Social standards of dress
I wrote this for a discussion on an Internet forum, in response to a person saying that it was “disrespectful” to violate social standards about what clothing to wear in specific situations.
It's easy for you to say that if you have the ability to conform to those social standards of dress (either at all, or without going to prohibitively large amounts of effort).
For instance, “dressing up” is a (not entirely anymore, but still mostly) gender-segregated thing: There isn't a way “to dress up”, there's a way “to dress up male” and a way “to dress up female”. This causes me two problems:
- Since I'm agender, there is no possible way for me to dress up.
- Even if I could, I wouldn't, because I hate gendered conventions with a fiery passion.
I personally deal with this by never going to a venue that requires me to dress up, but not everybody has the luxury of being able to avoid such venues.
And to some people, “dress up” means “buy an extra garment you can ill afford”.
Or “Battle your depression into letting you spend lots of effort dealing with clothes and body stuff, using energy you would rather have spent on the actual task”.
Or “Spend all day trying to overcome social anxiety to go ask some social person to help you choose clothing because you cannot seem to understand what the conventions are”.
Or many other things.
My moral system says it's intolerable to pressure someone into doing the above things merely to make them look “nicer”, so I cannot agree with a set of conventions that does that. So maybe there are two options left:
- Pressure people to do that if it's easy for them, but don't pressure people if it's too hard for them;
- View clothing conventions as optional and don't pressure anybody to do them.
Option A is completely impossible, since you cannot actually know how hard it is for people (unless you're going to go around asking them all the time, which would be a total waste of effort and probably a form of pressure in itself). So, lacking any other choice that isn't repugnant to me, I take option B.
– Eli
Approximate readability: 12.24 (1605 characters, 369 words, 14 sentences, 4.35 characters per word, 26.36 words per sentence)
Comments
Were I to go to an interview in casual clothing, I'd receive a standardized response I'll call the baseline. Were I to arrive in a suit, social conventions dictate the response would be above that baseline and were I to arrive in a dress, conventions would put the response below that baseline. This has nothing to do with my gender at all.
I agree that the current situation is absurd and should not continue. I'm not saying you should play along, I'm just saying it's probably not impossible.
Other universals include the arts (music, dance, and visual arts; all recent societies seem to have some form of storytelling as well but we have no way of knowing about prehistoric societies) and romantic love. The early anthropological studies claiming that some island societies lacked the construct of romantic love have been debunked.

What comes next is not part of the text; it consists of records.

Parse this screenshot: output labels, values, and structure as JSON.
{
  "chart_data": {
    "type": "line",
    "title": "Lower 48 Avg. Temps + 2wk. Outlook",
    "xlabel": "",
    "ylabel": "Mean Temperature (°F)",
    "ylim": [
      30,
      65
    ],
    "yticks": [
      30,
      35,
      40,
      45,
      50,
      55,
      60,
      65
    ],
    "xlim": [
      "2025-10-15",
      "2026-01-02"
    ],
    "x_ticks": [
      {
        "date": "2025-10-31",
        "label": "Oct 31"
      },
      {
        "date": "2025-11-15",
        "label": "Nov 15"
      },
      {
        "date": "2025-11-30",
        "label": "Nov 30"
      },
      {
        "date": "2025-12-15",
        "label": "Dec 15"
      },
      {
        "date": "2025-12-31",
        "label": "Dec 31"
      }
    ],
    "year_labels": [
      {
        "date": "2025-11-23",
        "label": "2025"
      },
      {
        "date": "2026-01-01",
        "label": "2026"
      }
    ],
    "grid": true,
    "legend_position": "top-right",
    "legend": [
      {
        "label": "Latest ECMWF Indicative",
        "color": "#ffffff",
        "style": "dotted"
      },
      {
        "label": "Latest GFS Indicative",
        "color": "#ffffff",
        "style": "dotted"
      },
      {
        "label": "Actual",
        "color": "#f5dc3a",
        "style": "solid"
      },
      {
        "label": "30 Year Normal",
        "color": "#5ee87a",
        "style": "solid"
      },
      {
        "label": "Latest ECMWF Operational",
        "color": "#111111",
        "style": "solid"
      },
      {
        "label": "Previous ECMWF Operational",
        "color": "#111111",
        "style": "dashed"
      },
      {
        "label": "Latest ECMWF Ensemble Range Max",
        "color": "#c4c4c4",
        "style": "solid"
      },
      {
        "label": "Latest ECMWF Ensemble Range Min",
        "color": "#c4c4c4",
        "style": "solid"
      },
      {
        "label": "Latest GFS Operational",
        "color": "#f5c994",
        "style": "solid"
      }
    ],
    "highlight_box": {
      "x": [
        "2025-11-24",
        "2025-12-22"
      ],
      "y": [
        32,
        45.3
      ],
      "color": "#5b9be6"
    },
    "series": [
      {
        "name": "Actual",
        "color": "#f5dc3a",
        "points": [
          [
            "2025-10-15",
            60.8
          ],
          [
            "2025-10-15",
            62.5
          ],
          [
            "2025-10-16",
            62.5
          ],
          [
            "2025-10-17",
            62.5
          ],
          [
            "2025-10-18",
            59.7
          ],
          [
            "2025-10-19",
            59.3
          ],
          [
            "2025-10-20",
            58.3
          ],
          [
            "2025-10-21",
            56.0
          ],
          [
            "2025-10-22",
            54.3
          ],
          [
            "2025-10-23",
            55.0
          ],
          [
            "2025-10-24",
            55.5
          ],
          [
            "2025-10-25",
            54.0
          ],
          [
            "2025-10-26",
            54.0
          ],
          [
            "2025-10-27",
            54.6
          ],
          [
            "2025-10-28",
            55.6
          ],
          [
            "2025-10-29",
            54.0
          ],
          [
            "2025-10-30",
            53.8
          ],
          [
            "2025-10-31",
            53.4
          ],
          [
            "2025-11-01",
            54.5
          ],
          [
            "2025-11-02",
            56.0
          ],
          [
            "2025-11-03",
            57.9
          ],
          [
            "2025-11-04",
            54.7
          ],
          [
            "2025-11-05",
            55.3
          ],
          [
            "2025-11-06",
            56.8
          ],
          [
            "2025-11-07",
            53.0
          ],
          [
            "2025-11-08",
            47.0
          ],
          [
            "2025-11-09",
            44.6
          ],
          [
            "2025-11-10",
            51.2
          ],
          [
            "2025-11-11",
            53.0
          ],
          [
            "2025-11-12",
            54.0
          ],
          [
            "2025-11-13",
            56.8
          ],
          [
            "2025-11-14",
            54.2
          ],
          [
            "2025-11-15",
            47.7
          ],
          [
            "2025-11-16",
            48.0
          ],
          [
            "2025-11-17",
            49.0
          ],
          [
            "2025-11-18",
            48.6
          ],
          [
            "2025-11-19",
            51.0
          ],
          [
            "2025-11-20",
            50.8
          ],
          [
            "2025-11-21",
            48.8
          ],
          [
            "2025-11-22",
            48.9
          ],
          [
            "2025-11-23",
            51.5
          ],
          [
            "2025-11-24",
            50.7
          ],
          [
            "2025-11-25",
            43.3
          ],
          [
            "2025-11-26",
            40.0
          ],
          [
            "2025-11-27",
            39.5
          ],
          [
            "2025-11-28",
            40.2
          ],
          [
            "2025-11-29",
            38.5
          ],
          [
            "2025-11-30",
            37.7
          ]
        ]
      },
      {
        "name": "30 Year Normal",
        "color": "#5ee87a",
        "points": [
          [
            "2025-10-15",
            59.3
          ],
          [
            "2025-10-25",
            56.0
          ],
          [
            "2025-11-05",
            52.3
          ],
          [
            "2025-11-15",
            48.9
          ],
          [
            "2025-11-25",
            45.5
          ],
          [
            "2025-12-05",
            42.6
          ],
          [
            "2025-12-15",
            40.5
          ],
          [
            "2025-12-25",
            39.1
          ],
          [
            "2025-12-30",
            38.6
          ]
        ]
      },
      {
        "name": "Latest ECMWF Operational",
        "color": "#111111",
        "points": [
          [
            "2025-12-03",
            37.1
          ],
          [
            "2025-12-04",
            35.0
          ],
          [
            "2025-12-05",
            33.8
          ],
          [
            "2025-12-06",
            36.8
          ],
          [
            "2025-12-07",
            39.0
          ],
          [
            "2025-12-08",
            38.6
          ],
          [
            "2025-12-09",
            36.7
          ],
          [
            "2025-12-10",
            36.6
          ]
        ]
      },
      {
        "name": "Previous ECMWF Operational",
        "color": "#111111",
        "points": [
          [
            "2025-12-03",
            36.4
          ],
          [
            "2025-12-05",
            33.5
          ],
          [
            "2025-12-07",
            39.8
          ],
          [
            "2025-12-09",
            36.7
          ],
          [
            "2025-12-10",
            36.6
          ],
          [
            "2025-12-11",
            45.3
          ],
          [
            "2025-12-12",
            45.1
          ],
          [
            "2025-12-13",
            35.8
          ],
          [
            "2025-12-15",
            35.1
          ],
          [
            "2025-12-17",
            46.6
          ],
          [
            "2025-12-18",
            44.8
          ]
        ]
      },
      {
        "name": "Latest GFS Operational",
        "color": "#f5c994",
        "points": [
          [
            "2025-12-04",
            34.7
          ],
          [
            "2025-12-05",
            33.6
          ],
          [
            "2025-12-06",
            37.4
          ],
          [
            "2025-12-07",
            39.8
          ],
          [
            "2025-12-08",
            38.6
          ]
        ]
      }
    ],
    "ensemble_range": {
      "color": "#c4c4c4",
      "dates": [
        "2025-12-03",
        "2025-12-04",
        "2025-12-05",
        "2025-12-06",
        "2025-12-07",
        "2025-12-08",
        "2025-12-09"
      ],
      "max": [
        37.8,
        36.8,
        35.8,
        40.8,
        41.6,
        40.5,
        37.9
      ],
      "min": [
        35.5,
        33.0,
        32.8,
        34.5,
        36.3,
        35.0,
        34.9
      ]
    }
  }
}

I'm all for viewing clothing conventions as optional. For fun occasions like parties I'm much more about letting people be fancy in whatever way makes them happy; it's much more expressive of their true selves that way. I hated dressing up as a man because the clothing never felt right to me (the Society for Creative Anachronism is a notable excpetion); since transition I'm having a lot more fun with it. But for me “dressing up” is as likely as not to mean selected thrift store or clothing swap outfits accessorized with cheap jewelry, so it's a time sink but not a significant economic drain.